Sad to learn of the passing of Jim Marshall this week, after him not being very well for some time now. He was 88 years old.
I know that we are sometimes less than kind on here about some of his company's products, and certainly with some justification in many cases, but the fact remains that over the years, his amplification products have had a significant impact on the music business, and overall, have been up there with the best. Condolences to his family.
Didn't he start out as a dancer?, perhaps he picked up his electronics knowledge on a 2LO version of s.e.r . The archive clip I saw on the news yesterday of the factory was of somone banging the white plastic sig logo, onto the front of an amp, with a large steel hammer - nuff said.
** As a long time repairer of guitar amplifiers, I can safely state that at no time did the Marshall company ever show any sign of any expertise at either design or manufacture of valve guitar amplifiers. This is still true today.
The original model was cobbled together by a two service techs under the direction of a drummer ( Jim himself ) - a rough copy of a Fender Bassman - it was pretty horrible.
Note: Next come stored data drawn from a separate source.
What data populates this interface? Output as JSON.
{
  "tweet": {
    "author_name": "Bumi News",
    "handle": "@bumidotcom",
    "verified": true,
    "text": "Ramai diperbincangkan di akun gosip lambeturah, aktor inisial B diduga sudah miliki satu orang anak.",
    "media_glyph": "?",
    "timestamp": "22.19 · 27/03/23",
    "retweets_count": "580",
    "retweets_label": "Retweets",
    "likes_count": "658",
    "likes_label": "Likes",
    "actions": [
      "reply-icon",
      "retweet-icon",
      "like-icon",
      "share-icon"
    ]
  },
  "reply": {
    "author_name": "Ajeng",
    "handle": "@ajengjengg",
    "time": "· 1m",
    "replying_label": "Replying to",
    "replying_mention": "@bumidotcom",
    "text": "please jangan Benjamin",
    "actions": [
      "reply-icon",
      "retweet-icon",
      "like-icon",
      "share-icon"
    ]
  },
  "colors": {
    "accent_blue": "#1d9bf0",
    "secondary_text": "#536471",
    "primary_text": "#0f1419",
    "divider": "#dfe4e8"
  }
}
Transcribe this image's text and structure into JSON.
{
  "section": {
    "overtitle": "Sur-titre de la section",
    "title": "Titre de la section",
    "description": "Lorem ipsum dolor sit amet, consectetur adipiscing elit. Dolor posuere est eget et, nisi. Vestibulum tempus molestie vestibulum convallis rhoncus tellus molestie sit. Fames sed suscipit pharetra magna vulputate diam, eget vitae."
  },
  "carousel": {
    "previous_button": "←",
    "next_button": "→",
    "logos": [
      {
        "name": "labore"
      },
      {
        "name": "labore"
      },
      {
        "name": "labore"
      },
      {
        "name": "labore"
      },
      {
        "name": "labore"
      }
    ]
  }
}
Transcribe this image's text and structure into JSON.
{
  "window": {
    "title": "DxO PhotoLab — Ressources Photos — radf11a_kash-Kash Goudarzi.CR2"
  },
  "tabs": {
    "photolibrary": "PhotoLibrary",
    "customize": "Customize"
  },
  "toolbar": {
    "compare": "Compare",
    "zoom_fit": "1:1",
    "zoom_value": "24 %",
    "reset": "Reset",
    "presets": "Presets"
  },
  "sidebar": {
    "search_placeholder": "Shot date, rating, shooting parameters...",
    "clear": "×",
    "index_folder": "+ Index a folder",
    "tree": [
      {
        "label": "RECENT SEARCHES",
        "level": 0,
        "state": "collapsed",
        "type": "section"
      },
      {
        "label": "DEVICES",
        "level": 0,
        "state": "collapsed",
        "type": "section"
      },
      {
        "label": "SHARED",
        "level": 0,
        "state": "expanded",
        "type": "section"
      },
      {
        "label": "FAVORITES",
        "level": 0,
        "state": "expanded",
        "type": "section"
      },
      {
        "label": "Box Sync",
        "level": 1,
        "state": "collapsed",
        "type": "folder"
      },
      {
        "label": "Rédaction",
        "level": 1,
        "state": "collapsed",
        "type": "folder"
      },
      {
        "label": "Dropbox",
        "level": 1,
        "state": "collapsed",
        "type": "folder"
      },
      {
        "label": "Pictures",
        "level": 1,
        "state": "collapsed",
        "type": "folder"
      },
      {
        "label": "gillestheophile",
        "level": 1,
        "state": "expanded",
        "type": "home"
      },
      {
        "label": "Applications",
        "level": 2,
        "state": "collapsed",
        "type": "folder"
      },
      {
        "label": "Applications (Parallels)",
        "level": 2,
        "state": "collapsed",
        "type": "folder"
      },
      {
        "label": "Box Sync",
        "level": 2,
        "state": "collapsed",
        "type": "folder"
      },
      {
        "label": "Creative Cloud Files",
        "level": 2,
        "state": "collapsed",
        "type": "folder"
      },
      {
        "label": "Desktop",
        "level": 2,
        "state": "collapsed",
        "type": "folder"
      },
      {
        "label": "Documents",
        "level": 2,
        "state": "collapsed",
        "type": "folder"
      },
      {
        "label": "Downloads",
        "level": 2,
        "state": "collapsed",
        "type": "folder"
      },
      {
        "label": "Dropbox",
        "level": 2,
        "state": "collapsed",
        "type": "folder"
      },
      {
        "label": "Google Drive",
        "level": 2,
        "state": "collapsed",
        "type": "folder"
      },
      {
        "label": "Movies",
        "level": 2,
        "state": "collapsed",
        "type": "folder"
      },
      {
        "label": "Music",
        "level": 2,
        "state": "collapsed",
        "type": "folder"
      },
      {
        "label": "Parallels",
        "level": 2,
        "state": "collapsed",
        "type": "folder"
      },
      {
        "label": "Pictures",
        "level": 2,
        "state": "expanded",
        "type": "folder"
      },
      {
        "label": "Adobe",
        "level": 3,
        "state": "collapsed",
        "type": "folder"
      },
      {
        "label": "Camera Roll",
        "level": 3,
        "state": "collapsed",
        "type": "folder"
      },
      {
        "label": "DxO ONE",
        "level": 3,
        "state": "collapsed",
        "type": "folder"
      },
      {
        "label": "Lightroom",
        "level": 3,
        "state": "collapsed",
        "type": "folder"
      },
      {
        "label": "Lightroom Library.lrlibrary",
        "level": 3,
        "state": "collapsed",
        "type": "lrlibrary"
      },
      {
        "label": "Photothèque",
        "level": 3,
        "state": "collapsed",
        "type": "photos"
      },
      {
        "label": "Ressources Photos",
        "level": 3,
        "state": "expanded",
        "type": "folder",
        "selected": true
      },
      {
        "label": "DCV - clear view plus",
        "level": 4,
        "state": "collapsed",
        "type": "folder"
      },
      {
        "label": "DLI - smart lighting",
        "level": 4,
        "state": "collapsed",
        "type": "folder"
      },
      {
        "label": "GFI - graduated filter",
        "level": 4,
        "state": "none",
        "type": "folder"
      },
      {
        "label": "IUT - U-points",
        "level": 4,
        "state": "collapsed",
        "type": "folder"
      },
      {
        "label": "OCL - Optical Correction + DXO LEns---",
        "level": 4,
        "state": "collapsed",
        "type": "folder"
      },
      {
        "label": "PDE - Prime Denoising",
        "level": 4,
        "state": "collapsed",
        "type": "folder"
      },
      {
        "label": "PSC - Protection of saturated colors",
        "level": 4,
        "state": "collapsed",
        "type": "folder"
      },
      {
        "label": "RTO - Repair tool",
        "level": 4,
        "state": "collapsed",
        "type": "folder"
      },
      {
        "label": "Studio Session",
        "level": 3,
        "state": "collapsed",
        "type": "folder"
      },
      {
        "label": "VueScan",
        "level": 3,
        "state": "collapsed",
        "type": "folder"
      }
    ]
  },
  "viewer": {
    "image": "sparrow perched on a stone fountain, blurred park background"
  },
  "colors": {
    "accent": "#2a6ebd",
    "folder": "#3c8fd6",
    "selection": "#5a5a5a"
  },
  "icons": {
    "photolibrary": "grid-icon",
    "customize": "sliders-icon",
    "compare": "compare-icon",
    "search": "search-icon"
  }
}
Later models incorporated several changes, including the use of EL34s, that made the design worse and very prone to self destruction.
Marshall's success in the marketplace was DESPITE the actual product, not because of it. Endorsement from Jimi Hendrix and others was the main reason for any sales success.
AFAIK, Jim Marshall never took any credit for the designs nor accepted any blame for their many shortcomings either.
Whilst your observations are true of some of their products, and I would agree that this has been the case from the outset, I think it is maybe a little harsh to condemn all of their many designs over the years. I too have been repairing their products since the seventies, and met Jim on several occasions in the early days through a mutual friend (their UK factory is close to where I live). I always found him quite a decent-seeming guy with what appeared to be a genuine passion for producing a quality product that was different from the Fenders and Voxs of the day.
Again, I think it is a little unfair to the company to say that they have succceeded *despite* their designs. For sure, their case would have been helped by testament from the likes of Hendrix, but their equipment has been used and endorsed over the years by many famous top class and long-lived musicians, and to say that they are effectively wrong to provide such endorsements, and to continue to buy Marshall equipment, is to call these people stupid, which I'm sure they are not.
Marshall Amplification has been in business for some 50 years, and I don't care how much they have 'created' a name for themselves, if the equipment was as poor as you believe, they would not have survived in such a competitive and limited specialist market. Many other manufacturers of similar amplification equipment, including some good British names from the same era, have not survived, so Marshall must have been doing something fundamentally right.
I know that we'll probably never agree on this Phil, but I have no axe to grind here, nor any particular allegiance to the Marshall company, other than that their products keep earning me a living - but then so do Fender and Trashdown and Soldano and many others.
I just thought it appropriate to comment here amongst fellow engineers, on the passing of someone who has been instrumental in keeping valve technology alive in this equipment, and whose company has sought over the years to stay at the leading edge of technology as it has become available - with or without the level of success of others.
No matter what, it *is* the end of a bit of history, but I hope that the rest of his family who work in the business now, have the heart and business accumen, to keep it trading successfully for another 50 years ...
** Its is true of all of them.
** The designs are all poor and Jim did not do them.
** It is an inescapable conclusion based on obvious facts.
** You are rewording my post - leave it ALONE !!!
Hendrix used Marshalls on stage, AFAIK that is all he did.
** You f****it opinion - contrary to all the facts.
** So you have NEVER worked out why Marshalls blow EL34 valves and OTs all the time ?
When the most other brands do not.
** That is where you are 100% wrong.
Jim Marshall never had anything to do with the electronics design of amps sold under his name. Manufacture has been carried out by others since 1980s with Jim only acting as a figure head for marketing purposes.
Jim has been to Sydney once or twice and in the early 80s was a guest speaker at a music gear convention. Before Jim spoke, the MD advised the audience that there were to be NO questions about the famous unreliability of Marshalls cos Jim was not personally involved in their manufacture.